3. The method according to claim 2, wherein the fault factor matrix is:

wherein, T₀The moment when the fault occurs; rho_iAs a fault factor, ρ_i(t-T_0，i) Is T_0，iRepresents the effect of the fault on the control input.

4. The method according to claim 1 or 3, wherein the failure factor is:

wherein, a_iIs a rate of decay of the fault to be determined, and a_i＞0；T_0，iThe moment when the fault occurs; rho_iIs a fault factor; and t is the time for which the system is running.

5. The method of claim 1, wherein the decay exponent is greater than 0; the average residence time parameter is greater than 1; the step value is greater than 0; h_∞The initial value of the parameter index is greater than 0.

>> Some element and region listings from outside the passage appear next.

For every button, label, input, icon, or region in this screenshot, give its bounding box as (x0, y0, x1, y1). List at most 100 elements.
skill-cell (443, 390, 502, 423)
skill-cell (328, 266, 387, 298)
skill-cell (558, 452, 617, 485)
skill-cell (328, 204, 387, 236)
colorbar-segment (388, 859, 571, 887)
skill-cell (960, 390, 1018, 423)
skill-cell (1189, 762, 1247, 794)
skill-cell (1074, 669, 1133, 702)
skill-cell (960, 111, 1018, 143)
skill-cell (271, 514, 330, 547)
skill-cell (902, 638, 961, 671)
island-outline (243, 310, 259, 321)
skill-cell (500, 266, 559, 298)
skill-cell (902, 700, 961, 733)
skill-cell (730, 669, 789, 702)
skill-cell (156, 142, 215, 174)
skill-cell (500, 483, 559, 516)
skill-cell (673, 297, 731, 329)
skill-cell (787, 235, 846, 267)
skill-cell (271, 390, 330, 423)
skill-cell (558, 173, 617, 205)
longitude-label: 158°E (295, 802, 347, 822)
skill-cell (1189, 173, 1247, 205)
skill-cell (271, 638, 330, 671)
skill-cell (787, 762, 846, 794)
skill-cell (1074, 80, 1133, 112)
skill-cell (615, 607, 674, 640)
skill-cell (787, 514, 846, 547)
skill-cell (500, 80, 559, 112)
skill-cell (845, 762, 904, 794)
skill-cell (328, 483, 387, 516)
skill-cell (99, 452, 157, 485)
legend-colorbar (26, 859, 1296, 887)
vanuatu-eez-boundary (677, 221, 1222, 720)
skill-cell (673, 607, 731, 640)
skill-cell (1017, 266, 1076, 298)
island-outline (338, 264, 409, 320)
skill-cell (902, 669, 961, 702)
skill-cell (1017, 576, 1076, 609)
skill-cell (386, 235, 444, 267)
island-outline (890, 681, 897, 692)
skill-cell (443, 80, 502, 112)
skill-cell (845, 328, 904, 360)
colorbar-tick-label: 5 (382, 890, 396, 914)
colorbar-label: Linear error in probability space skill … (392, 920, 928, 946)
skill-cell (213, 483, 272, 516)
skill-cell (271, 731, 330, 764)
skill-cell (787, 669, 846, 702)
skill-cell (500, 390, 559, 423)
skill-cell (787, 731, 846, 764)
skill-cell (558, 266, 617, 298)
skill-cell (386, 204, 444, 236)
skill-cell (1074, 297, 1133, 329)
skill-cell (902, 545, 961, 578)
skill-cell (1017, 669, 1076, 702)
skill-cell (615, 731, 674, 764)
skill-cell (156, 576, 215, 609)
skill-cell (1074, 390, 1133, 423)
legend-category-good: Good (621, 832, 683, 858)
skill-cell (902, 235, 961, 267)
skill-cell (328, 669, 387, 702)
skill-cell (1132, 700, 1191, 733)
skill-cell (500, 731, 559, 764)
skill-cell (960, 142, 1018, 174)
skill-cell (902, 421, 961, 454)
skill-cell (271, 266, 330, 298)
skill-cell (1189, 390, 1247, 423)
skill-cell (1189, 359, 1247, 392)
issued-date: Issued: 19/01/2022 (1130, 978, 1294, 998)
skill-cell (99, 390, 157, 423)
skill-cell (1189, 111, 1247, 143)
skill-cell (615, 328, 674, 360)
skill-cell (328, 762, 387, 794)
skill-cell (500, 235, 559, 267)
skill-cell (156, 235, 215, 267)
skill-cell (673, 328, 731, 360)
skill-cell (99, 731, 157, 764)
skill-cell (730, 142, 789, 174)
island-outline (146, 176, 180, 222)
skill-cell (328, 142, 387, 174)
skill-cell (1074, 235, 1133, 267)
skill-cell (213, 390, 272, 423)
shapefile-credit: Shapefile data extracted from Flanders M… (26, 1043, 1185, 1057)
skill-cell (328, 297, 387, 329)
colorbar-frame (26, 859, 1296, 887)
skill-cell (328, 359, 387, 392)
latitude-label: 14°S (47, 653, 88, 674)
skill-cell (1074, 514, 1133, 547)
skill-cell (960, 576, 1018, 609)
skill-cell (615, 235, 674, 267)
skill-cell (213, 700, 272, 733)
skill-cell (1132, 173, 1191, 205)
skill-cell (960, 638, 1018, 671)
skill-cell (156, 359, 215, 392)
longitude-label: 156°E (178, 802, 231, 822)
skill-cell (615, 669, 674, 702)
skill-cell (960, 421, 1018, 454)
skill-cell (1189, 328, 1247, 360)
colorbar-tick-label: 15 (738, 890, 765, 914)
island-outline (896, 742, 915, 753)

6. The method of claim 1, wherein the linear matrix inequality is:

X_i(ρ)-μ_iX_j(ρ)≤0

wherein, X_i(rho) is a Lyapunov function matrix of the subsystem i; x_j(ρ) is the Lyapunov function matrix of the subsystem j; a is the state gain in the state equation in the subsystem; b is₁Inputting a gain for disturbance in a state equation in a subsystem; b is_2,iControlling input gain in a state equation in a subsystem; c₁Obtaining the state gain in the output equation in the subsystem; d₁₁Inputting the gain for the disturbance in the output equation in the subsystem; d_12,iControlling input gain in an output equation in the subsystem;is a matrix to be solved;is n_zA dimension unit matrix;is n_ωA dimension unit matrix; f (ρ) isA fault factor matrix in the subsystem.

7. The method according to claim 1, wherein the solution result comprises a Lyapunov function matrix, a matrix to be solved, a decay exponent, and an average dwell time.

8. The method according to claim 1, wherein the average dwell time is:

wherein λ is_0，iTo decay index, μ_iTo be the average residence time parameter,is the average residence time minimum.

9. The method of claim 1, wherein the controller matrix is:

wherein,for the matrix to be solved, X_iAnd (rho) is a Lyapunov function matrix.